L’injonction morale a été longtemps la seule manière envisagée par les classes bourgeoises éduquées de lutter contre le racisme. On en connaît les brillants résultats. [...] Si l’on veut que le ressentiment raciste n’envahisse pas (entre autres) les classes populaires, il va falloir leur servir autre chose que des sermons et du sourcil levé. Le racisme prend quand il rencontre les conditions qui lui permettent de prendre. [...] Oui, je maintiens que la « classe parlante », celle qui « tribune », qui appelle et pétitionne dans ses propres organes de presse, Libé, Le Monde, etc., a à sa manière accompagné le néolibéralisme en se désintéressant pendant des décennies de la classe ouvrière qui en prenait plein la gueule en première ligne dans l’indifférence générale.
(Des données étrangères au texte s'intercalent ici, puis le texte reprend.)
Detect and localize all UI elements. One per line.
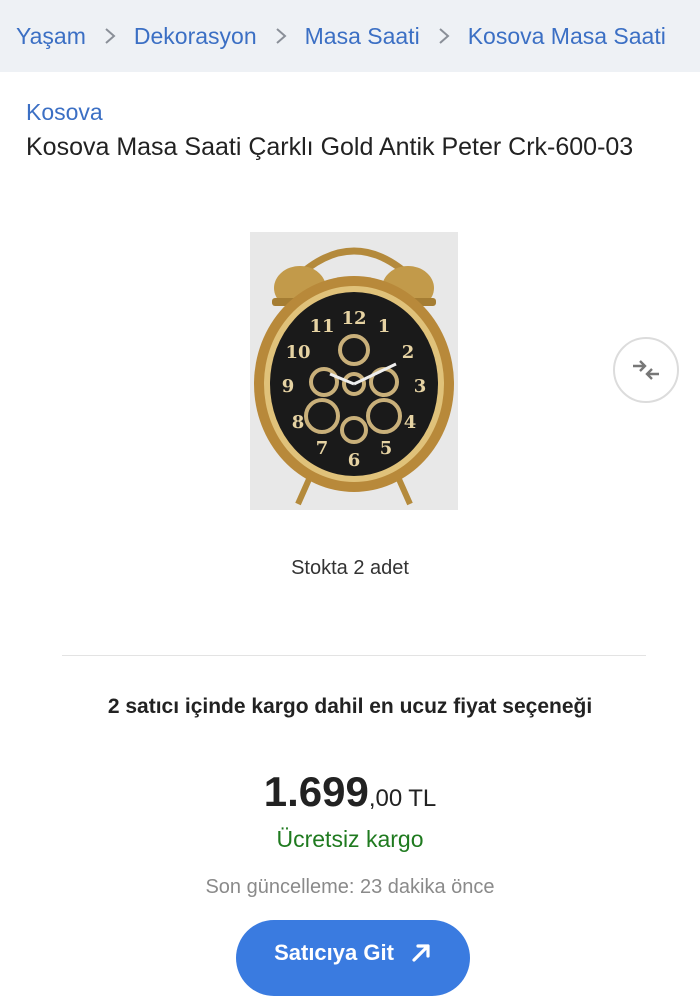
svg-text:6: 6 xyxy=(348,450,361,471)
last-update-label: Son güncelleme: 23 dakika önce xyxy=(205,876,495,898)
breadcrumb-item-masa-saati[interactable]: Masa Saati xyxy=(305,23,420,50)
chevron-right-icon xyxy=(437,27,451,45)
price-decimal: ,00 xyxy=(368,785,403,812)
svg-text:11: 11 xyxy=(309,316,334,337)
svg-text:12: 12 xyxy=(341,308,366,329)
go-to-seller-label: Satıcıya Git xyxy=(274,940,394,965)
svg-text:8: 8 xyxy=(292,412,305,433)
chevron-right-icon xyxy=(274,27,288,45)
svg-text:3: 3 xyxy=(414,376,427,397)
divider xyxy=(62,655,646,656)
product-title: Kosova Masa Saati Çarklı Gold Antik Pete… xyxy=(26,133,634,161)
offer-headline: 2 satıcı içinde kargo dahil en ucuz fiya… xyxy=(107,695,593,718)
compare-button[interactable] xyxy=(613,337,679,403)
free-shipping-label: Ücretsiz kargo xyxy=(276,826,424,852)
breadcrumb-item-yasam[interactable]: Yaşam xyxy=(16,23,86,50)
chevron-right-icon xyxy=(103,27,117,45)
svg-text:5: 5 xyxy=(380,438,393,459)
svg-text:7: 7 xyxy=(316,438,329,459)
product-image[interactable]: 12 1 2 3 4 5 6 7 8 9 10 11 xyxy=(250,232,458,510)
svg-text:2: 2 xyxy=(402,342,415,363)
alarm-clock-image: 12 1 2 3 4 5 6 7 8 9 10 11 xyxy=(254,247,454,506)
breadcrumb-item-dekorasyon[interactable]: Dekorasyon xyxy=(134,23,257,50)
breadcrumb-item-kosova-masa-saati[interactable]: Kosova Masa Saati xyxy=(468,23,666,50)
go-to-seller-button[interactable]: Satıcıya Git xyxy=(236,920,470,996)
price-integer: 1.699 xyxy=(263,768,369,815)
breadcrumb: Yaşam Dekorasyon Masa Saati Kosova Masa … xyxy=(0,0,700,72)
stock-status: Stokta 2 adet xyxy=(291,557,409,579)
svg-text:4: 4 xyxy=(404,412,417,433)
arrow-up-right-icon xyxy=(412,944,430,962)
price: 1.699,00 TL xyxy=(0,768,700,816)
svg-text:1: 1 xyxy=(378,316,391,337)
svg-text:10: 10 xyxy=(285,342,310,363)
compare-arrows-icon xyxy=(633,360,659,380)
price-currency: TL xyxy=(408,785,437,812)
svg-text:9: 9 xyxy=(282,376,295,397)
brand-link[interactable]: Kosova xyxy=(26,99,103,126)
C’est un fait documentable : à quelles causes et à quelles classes ou à quelles catégories les appels ont-ils été majoritairement consacrés depuis 30 ans ? Si la chose peut sembler anecdotique et caricaturale, elle n’en livre pas moins une vérité plus large : pourquoi, à peu de choses près, n’a-t-on jamais vu de vedettes ou de personnalités des arts prendre des positions publiques pour d’autres causes que la paix, la guerre, la faim, la Terre, les maladies, bref pour des choses de préférence situées au loin, sans conséquence sur le front politique intérieur ? Les « vedettes », qui ont des intérêts de notoriété élargie à défendre, sont l’accomplissement et, partant, le révélateur de cette tendance à éviter tout ce qui clive, fait conflit, divise (donc pourrait amputer leur zone de chalutage), et ne trouvent jamais à cette fin meilleure arme que l’affect pur de la compassion, celui qui, précisément, opère la réduction morale de la politique, la dépolitisation entendue comme refus d’assumer l’essence conflictuelle de la politique. Or, malheur à elles, les classes populaires, la classe ouvrière, ne sont pas seulement exposées à la mitigation de leur cas passionnel, elles sont le lieu du conflit majuscule dans la société capitaliste : le conflit de classes. [...]

Dire quelque chose « pour » les classes ouvrières et populaires sans prendre parti, sans se situer dans le conflit, c’est par construction impossible – beaucoup ont prudemment jugé que, dans ces conditions, mieux valait s’abstenir. Le néolibéralisme étant désormais entré dans une phase répugnante, les tendances changent : le monde de la culture a enregistré le choc de la crise de 2008 et de ses suites, il n’hésite plus à parler ouvertement de politique. Que certains de ses représentants se soient retrouvés à soutenir des textes contre la loi El Khomri, la destruction du code du travail, les ordonnances SNCF, c’est un heureux changement, mais un changement récent. Assez paradoxalement, on peut penser que si elles ne sont guère lectrices de ces tribunes et appels, les classes délaissées n’en ont pas moins conscience… d’être délaissées [...] de l’attention pétitionnaire. D’être délaissées symboliquement en plus de l’être matériellement. Elles ont conscience que le capital symbolique des « intellectuels » s’est engagé partout sauf de leur côté pendant des décennies. [...]

Il suffit de voir certains produits du sens commun de la gauche critique pour le mesurer : il y a peu je suis tombé sur Internet sur un graffiti qui disait ceci : « Donnez-nous la PMA, on vous laisse le PMU ». Le bourgeois urbain en moi s’est aussitôt réjoui de la géniale trouvaille. Et puis, me reprenant, j’ai vu le désastre. [...] J'ai des raisons personnelles, si elles ne sont qu’indirectes, d’être un ardent partisan de la PMA. Mais ce slogan, c’est la catastrophe du délaissement. Voilà le paysage mental résistant sur fond duquel s’élabore encore le rapport entre les « causes ». [...] C’est la mondialisation néolibérale et sa franchise européenne qui permettent de dire ensemble et la condition malheureuse des classes populaires, et la surexploitation honteuse dont sont victimes les migrants ou les sans-papiers, et que les seconds ne sont pas la cause du malheur des premiers.

Frédéric Lordon, « Dire ensemble la condition des classes populaires et des migrants » 1/3. Revue Ballast, novembre 2018.